Created attachment 8393 [details] 'strace' showing leak
Zoom-in on handle-leak syscalls =============================== Good system: open("log", O_RDONLY|O_DIRECTORY) = 28 fstat(28, {st_mode=S_IFDIR|0755, st_size=4096, ...}) = 0 fstat(28, {st_mode=S_IFDIR|0755, st_size=4096, ...}) = 0 fcntl(28, F_GETFL) = 0x18000 (flags O_RDONLY|O_LARGEFILE|O_DIRECTORY) fcntl(28, F_SETFD, FD_CLOEXEC) = 0 getdents(28, /* 184 entries */, 32768) = 5880 getdents(28, /* 0 entries */, 32768) = 0 close(28) = 0 open(".", O_RDONLY|O_DIRECTORY) = 28 fstat(28, {st_mode=S_IFDIR|0755, st_size=4096, ...}) = 0 close(28) = 0 open("log", O_RDONLY|O_DIRECTORY) = 28 fstat(28, {st_mode=S_IFDIR|0755, st_size=4096, ...}) = 0 fstat(28, {st_mode=S_IFDIR|0755, st_size=4096, ...}) = 0 fcntl(28, F_GETFL) = 0x18000 (flags O_RDONLY|O_LARGEFILE|O_DIRECTORY) fcntl(28, F_SETFD, FD_CLOEXEC) = 0 getdents(28, /* 184 entries */, 32768) = 5880 getdents(28, /* 0 entries */, 32768) = 0 close(28) = 0 Bad system: open("log", O_RDONLY|O_NONBLOCK|O_LARGEFILE|O_DIRECTORY) = 509 fstat64(509, {st_mode=S_IFDIR|0751, st_size=4096, ...}) = 0 fcntl64(509, F_SETFD, FD_CLOEXEC) = 0 getdents64(509, /* 129 entries */, 4096) = 4072 getdents64(509, /* 46 entries */, 4096) = 1488 getdents64(509, /* 0 entries */, 4096) = 0 close(509) = 0 open(".", O_RDONLY|O_LARGEFILE|O_DIRECTORY) = 509 fstat64(509, {st_mode=S_IFDIR|0751, st_size=4096, ...}) = 0 close(509) = 0 open("log", O_RDONLY|O_LARGEFILE|O_DIRECTORY) = 509 fstat64(509, {st_mode=S_IFDIR|0751, st_size=4096, ...}) = 0
To narrow it down further, copied the 32-bit 'smbd' daemon binary along with required shared libraries from the CentOS 4 system to the CentOS 5 system and ran the test scenario. The file handle leak remains when running under the more current 2.6.18-308.24.1.el5 kernel and 2.5-81.el5_8.7 glibc. In particular this eliminates the older 2.3.4 'glibc' as the culprit and indicates the bug will reproduce on any system when the attached config.h file is used during compilation. 32-bit libraries copied with 'smbd' libcap.so.1 (CentOS 4) libpopt.so.0 (CentOS 4) libtalloc.so.2 (Samba) libtdb.so.1 (Samba) libwbclient.so (Samba) 32-bit libraries present on 64-bit CentOS 5 system linux-gate.so.1 libcrypt.so.1 libresolv.so.2 libnsl.so.1 libdl.so.2 librt.so.1 libc.so.6 /lib/ld-linux.so.2 libpthread.so.0
OCD took over and I nailed the cause down to #undef HAVE_FDOPENDIR 1) compiled it CentOS 5 64-bit with lightly adapted 'config.h' from 32-bit CentOS 4 system. Reproduces bug. 2) on a hunch tweaked #undef HAVE_FDOPENDIR to #define HAVE_FDOPENDIR 1 and now it works with no file handle leaks.

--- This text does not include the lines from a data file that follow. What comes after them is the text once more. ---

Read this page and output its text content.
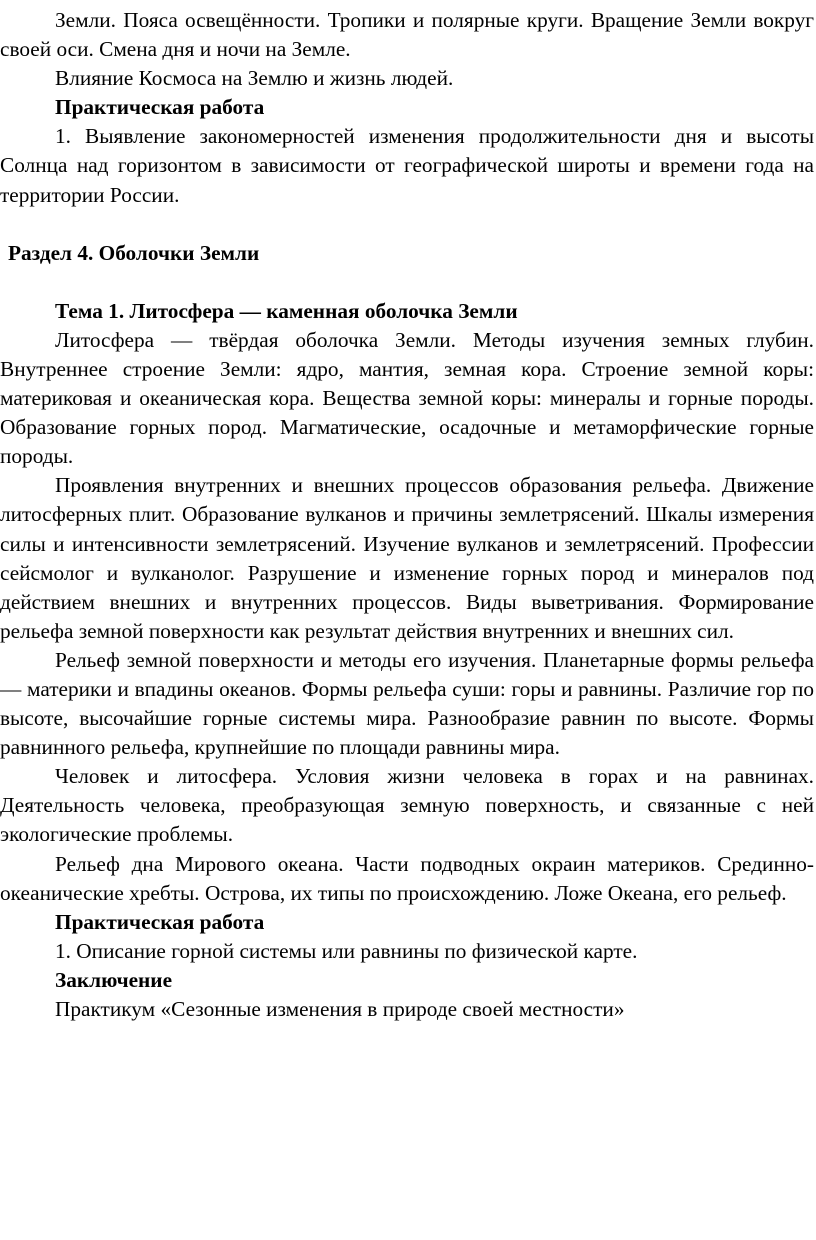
Земли. Пояса освещённости. Тропики и полярные круги. Вращение Земли вокруг своей оси. Смена дня и ночи на Земле.

Влияние Космоса на Землю и жизнь людей.

Практическая работа

1. Выявление закономерностей изменения продолжительности дня и высоты Солнца над горизонтом в зависимости от географической широты и времени года на территории России.

Раздел 4. Оболочки Земли

Тема 1. Литосфера — каменная оболочка Земли

Литосфера — твёрдая оболочка Земли. Методы изучения земных глубин. Внутреннее строение Земли: ядро, мантия, земная кора. Строение земной коры: материковая и океаническая кора. Вещества земной коры: минералы и горные породы. Образование горных пород. Магматические, осадочные и метаморфические горные породы.

Проявления внутренних и внешних процессов образования рельефа. Движение литосферных плит. Образование вулканов и причины землетрясений. Шкалы измерения силы и интенсивности землетрясений. Изучение вулканов и землетрясений. Профессии сейсмолог и вулканолог. Разрушение и изменение горных пород и минералов под действием внешних и внутренних процессов. Виды выветривания. Формирование рельефа земной поверхности как результат действия внутренних и внешних сил.

Рельеф земной поверхности и методы его изучения. Планетарные формы рельефа — материки и впадины океанов. Формы рельефа суши: горы и равнины. Различие гор по высоте, высочайшие горные системы мира. Разнообразие равнин по высоте. Формы равнинного рельефа, крупнейшие по площади равнины мира.

Человек и литосфера. Условия жизни человека в горах и на равнинах. Деятельность человека, преобразующая земную поверхность, и связанные с ней экологические проблемы.

Рельеф дна Мирового океана. Части подводных окраин материков. Срединно-океанические хребты. Острова, их типы по происхождению. Ложе Океана, его рельеф.

Практическая работа

1. Описание горной системы или равнины по физической карте.

Заключение

Практикум «Сезонные изменения в природе своей местности»
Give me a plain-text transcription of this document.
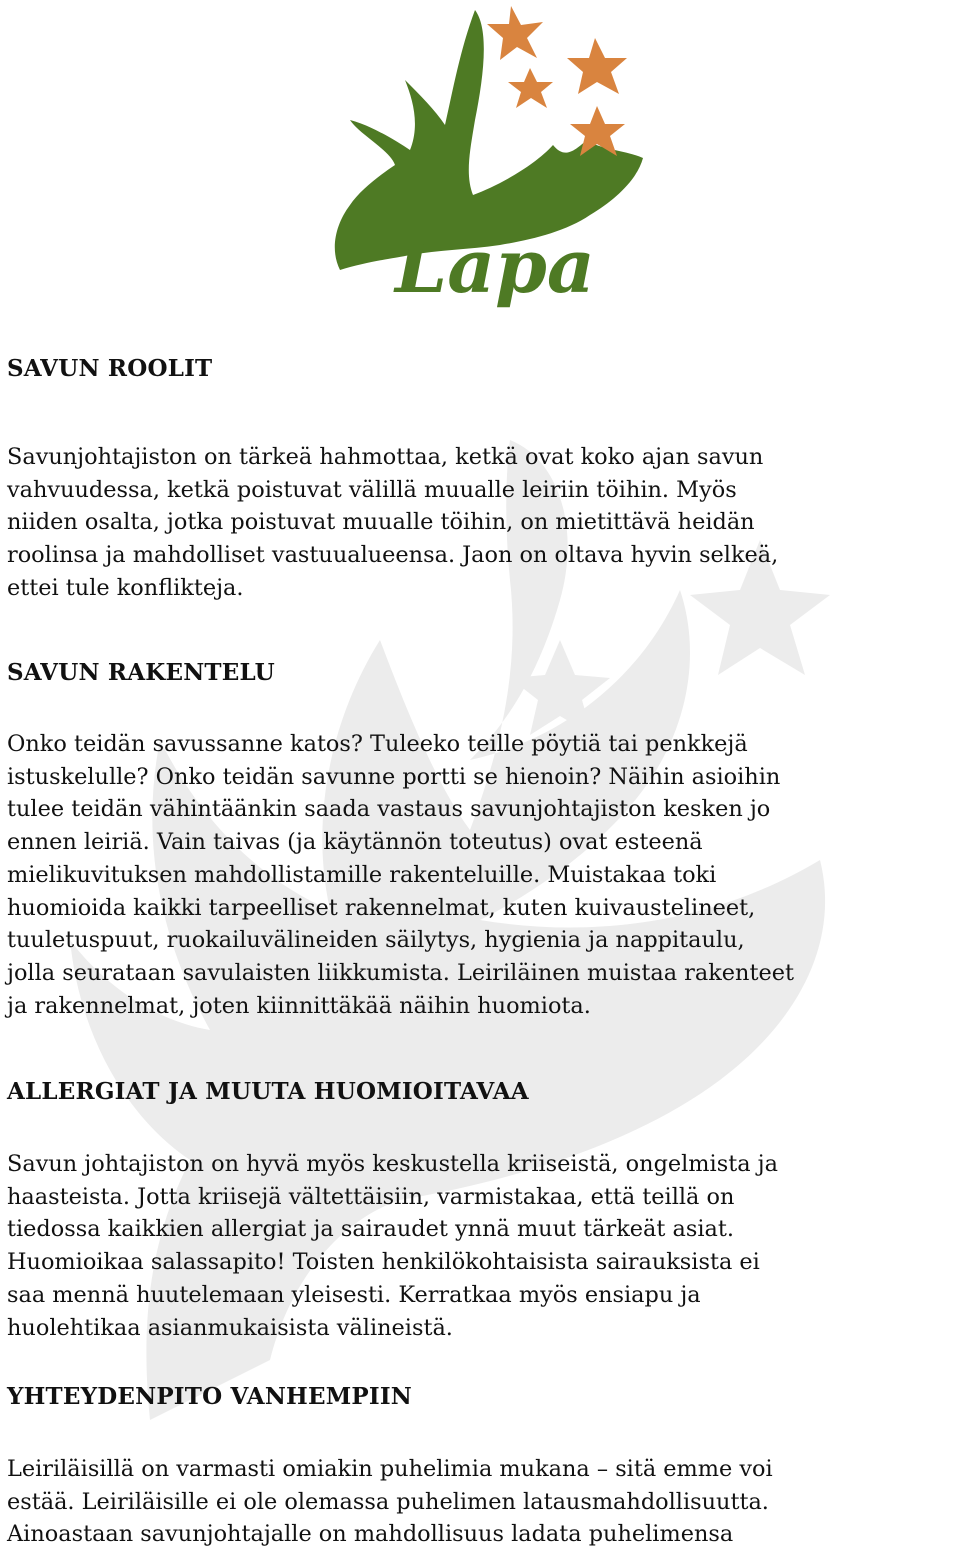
Lapa
SAVUN ROOLIT

Savunjohtajiston on tärkeä hahmottaa, ketkä ovat koko ajan savun
vahvuudessa, ketkä poistuvat välillä muualle leiriin töihin. Myös
niiden osalta, jotka poistuvat muualle töihin, on mietittävä heidän
roolinsa ja mahdolliset vastuualueensa. Jaon on oltava hyvin selkeä,
ettei tule konflikteja.

SAVUN RAKENTELU

Onko teidän savussanne katos? Tuleeko teille pöytiä tai penkkejä
istuskelulle? Onko teidän savunne portti se hienoin? Näihin asioihin
tulee teidän vähintäänkin saada vastaus savunjohtajiston kesken jo
ennen leiriä. Vain taivas (ja käytännön toteutus) ovat esteenä
mielikuvituksen mahdollistamille rakenteluille. Muistakaa toki
huomioida kaikki tarpeelliset rakennelmat, kuten kuivaustelineet,
tuuletuspuut, ruokailuvälineiden säilytys, hygienia ja nappitaulu,
jolla seurataan savulaisten liikkumista. Leiriläinen muistaa rakenteet
ja rakennelmat, joten kiinnittäkää näihin huomiota.

ALLERGIAT JA MUUTA HUOMIOITAVAA

Savun johtajiston on hyvä myös keskustella kriiseistä, ongelmista ja
haasteista. Jotta kriisejä vältettäisiin, varmistakaa, että teillä on
tiedossa kaikkien allergiat ja sairaudet ynnä muut tärkeät asiat.
Huomioikaa salassapito! Toisten henkilökohtaisista sairauksista ei
saa mennä huutelemaan yleisesti. Kerratkaa myös ensiapu ja
huolehtikaa asianmukaisista välineistä.

YHTEYDENPITO VANHEMPIIN

Leiriläisillä on varmasti omiakin puhelimia mukana – sitä emme voi
estää. Leiriläisille ei ole olemassa puhelimen latausmahdollisuutta.
Ainoastaan savunjohtajalle on mahdollisuus ladata puhelimensa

Suspect problem lies at dir.c line 590 where a guess is that the "Ugly hack. . .ENOSYS" in void dptr_CloseDir(files_struct *fsp) is not operating as intended.
Created attachment 8396 [details] fix patch fixed Hack wasn't ugly enough ;-)
The question is -- why did configure not find fdopendir?
Well originally the subject of this bug was "[Bug 9551] file handle leak under RHEL/CentOS 4.9 32-bit" I forgot to include this in the body text and once the exact cause was determined, accidently erased the information. It does appears again buried in the middle. 'autoconf' made the decision based on the lack of 'fdopendir()' in 'glibc' version 2.3.4, which is what comes with RHEL 4 / CentOS 4. You will notice that the fix is a one-line tweak where the author was thinking the right thought but his fingers left out a fragment. Happens to me often enough.
I see the section of code in question was rewritten somewhere between 3.6.10 and 3.6.24, and that the revised code is not susceptible to the problem. Marking it closed/resolved.